I am surprised to learn that from the huge number of scientists employed by the Department for Environment, Food and Rural Affairs (Defra) and Rothamsted Research (research institute involved in developing and testing GM crops) that not one of them has read the new book by Caius Rommens, former team leader at Monsanto. He helped create GM potatoes and has retracted his research as he explains in the book ‘Pandora’s Potatoes: The Worst GMOs’.

Professor Jonathan Jones, group leader for the Sainsbury Laboratory has worked for Monsanto in the past, so he has massive conflicts of interest.

It all shows an ignorance beyond belief!

In an interview with Sustainable Pulse, Caius Rommens has revealed the hidden dangers of the GMO potatoes he created:

“During my 26 years as a genetic engineer, I created hundreds of thousands of different GM potatoes at a direct cost of about $50 million. I started my work at universities in Amsterdam and Berkeley, continued at Monsanto, and then worked for many years at J. R. Simplot Company, which is one of the largest potato processors in the world. I had my potatoes tested in greenhouses or the field, but I rarely left the laboratory to visit the farms or experimental stations. Indeed, I believed that my theoretical knowledge about potatoes was sufficient to improve potatoes. This was one of my biggest mistakes.”

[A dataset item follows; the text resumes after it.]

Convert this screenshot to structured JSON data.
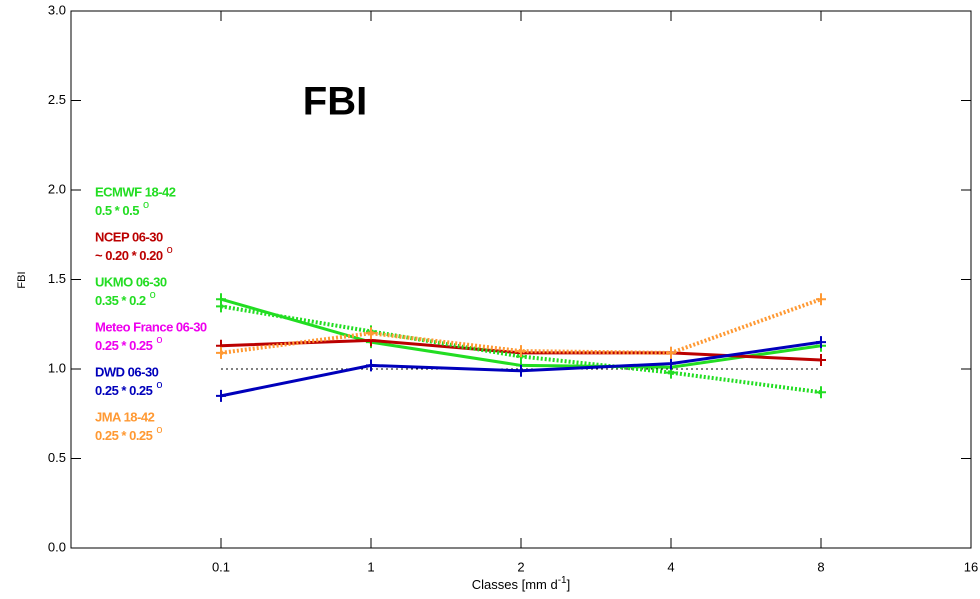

When asked why he decided to reveal information about the failings of GM potatoes after spending many years creating them, he responded that looking back he believes he and his colleagues were all brainwashed:

“We all brainwashed ourselves. We believed that the essence of life was a dead molecule, DNA, and that we could improve life by changing this molecule in the lab. We also assumed that theoretical knowledge was all we needed to succeed, and that a single genetic change would always have one intentional effect only.”

Rommens states that he and the other scientists he knew were supposed to understand DNA and to make valuable modifications, but the fact of the matter was that they knew as little about DNA as the average American knows about the Sanskrit version of the Bhagavad Gita:

“We just knew enough to be dangerous, especially when combined with our bias and narrowmindedness. We focused on short-term benefits (in the laboratory) without considering the long-term deficits (in the field). It was the same kind of thinking that produced DDT, PCBs, Agent Orange, recombinant bovine growth hormone, and so on. I believe that it is important for people to understand how little genetic engineers know, how biased they are, and how wrong they can be.”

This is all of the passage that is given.